Préparer son rasoir électrique pour un vol : ce qui réduit le risque de confiscation
Plutôt qu’une liste de conseils génériques, concentrons-nous sur les trois gestes qui font concrètement la différence au portique.
Sortir le rasoir du sac avant le passage au scanner, comme on le ferait pour un ordinateur portable. L’agent voit immédiatement de quoi il s’agit. Un rasoir noyé dans une trousse de toilette génère un rappel au scanner et une fouille manuelle, ce qui augmente la probabilité d’une décision défavorable.

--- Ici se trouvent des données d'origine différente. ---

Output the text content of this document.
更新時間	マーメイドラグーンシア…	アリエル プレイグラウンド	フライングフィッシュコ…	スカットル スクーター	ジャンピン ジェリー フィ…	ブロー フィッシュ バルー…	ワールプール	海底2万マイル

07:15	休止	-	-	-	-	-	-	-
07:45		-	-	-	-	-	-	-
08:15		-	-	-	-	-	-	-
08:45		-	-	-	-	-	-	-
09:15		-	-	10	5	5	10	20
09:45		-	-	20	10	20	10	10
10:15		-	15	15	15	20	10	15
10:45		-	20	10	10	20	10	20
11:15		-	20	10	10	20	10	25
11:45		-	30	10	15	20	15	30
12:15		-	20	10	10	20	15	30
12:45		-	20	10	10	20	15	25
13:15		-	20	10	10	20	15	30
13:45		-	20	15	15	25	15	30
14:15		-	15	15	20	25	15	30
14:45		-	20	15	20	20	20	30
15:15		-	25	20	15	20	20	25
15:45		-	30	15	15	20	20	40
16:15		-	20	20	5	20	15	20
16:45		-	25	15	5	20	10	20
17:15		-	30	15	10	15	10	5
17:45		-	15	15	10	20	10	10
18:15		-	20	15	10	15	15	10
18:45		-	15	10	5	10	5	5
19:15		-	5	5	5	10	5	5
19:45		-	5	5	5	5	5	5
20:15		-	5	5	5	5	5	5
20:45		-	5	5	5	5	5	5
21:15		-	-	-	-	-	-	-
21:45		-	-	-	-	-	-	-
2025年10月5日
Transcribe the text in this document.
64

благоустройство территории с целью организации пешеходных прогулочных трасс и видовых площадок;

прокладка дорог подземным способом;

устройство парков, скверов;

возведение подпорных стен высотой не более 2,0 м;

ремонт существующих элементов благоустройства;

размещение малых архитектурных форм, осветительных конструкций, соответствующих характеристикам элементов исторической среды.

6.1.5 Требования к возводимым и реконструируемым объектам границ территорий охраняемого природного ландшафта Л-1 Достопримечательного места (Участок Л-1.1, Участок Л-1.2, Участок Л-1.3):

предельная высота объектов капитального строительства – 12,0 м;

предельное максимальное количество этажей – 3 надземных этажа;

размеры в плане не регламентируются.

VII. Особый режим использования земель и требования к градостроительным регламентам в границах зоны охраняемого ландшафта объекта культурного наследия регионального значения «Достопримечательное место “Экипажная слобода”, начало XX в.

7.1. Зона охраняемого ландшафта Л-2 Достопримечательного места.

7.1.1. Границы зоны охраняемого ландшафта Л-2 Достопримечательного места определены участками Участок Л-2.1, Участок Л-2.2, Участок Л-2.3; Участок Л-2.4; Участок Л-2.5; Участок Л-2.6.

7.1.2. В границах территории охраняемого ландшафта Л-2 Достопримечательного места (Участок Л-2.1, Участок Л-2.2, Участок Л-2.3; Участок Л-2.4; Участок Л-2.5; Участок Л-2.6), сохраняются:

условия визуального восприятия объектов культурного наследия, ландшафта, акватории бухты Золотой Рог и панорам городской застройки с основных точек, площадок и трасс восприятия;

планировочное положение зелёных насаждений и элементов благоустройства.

Retirer toute lame amovible et la conditionner séparément en soute. Un rasoir électrique sans lame détachable visible ne déclenche aucune alerte dans les aéroports européens majeurs.
Verrouiller l’appareil ou placer le capuchon de protection. Un rasoir qui se met en marche dans le bac de contrôle provoque systématiquement une inspection approfondie.
La disparité de traitement entre aéroports ne va pas se résorber à court terme. Le cadre réglementaire européen laisse volontairement une marge d’appréciation locale, et les prestataires de sûreté privés appliquent leurs propres protocoles internes. Pour un passager en low cost sans soute, anticiper cette variabilité reste le seul levier réel.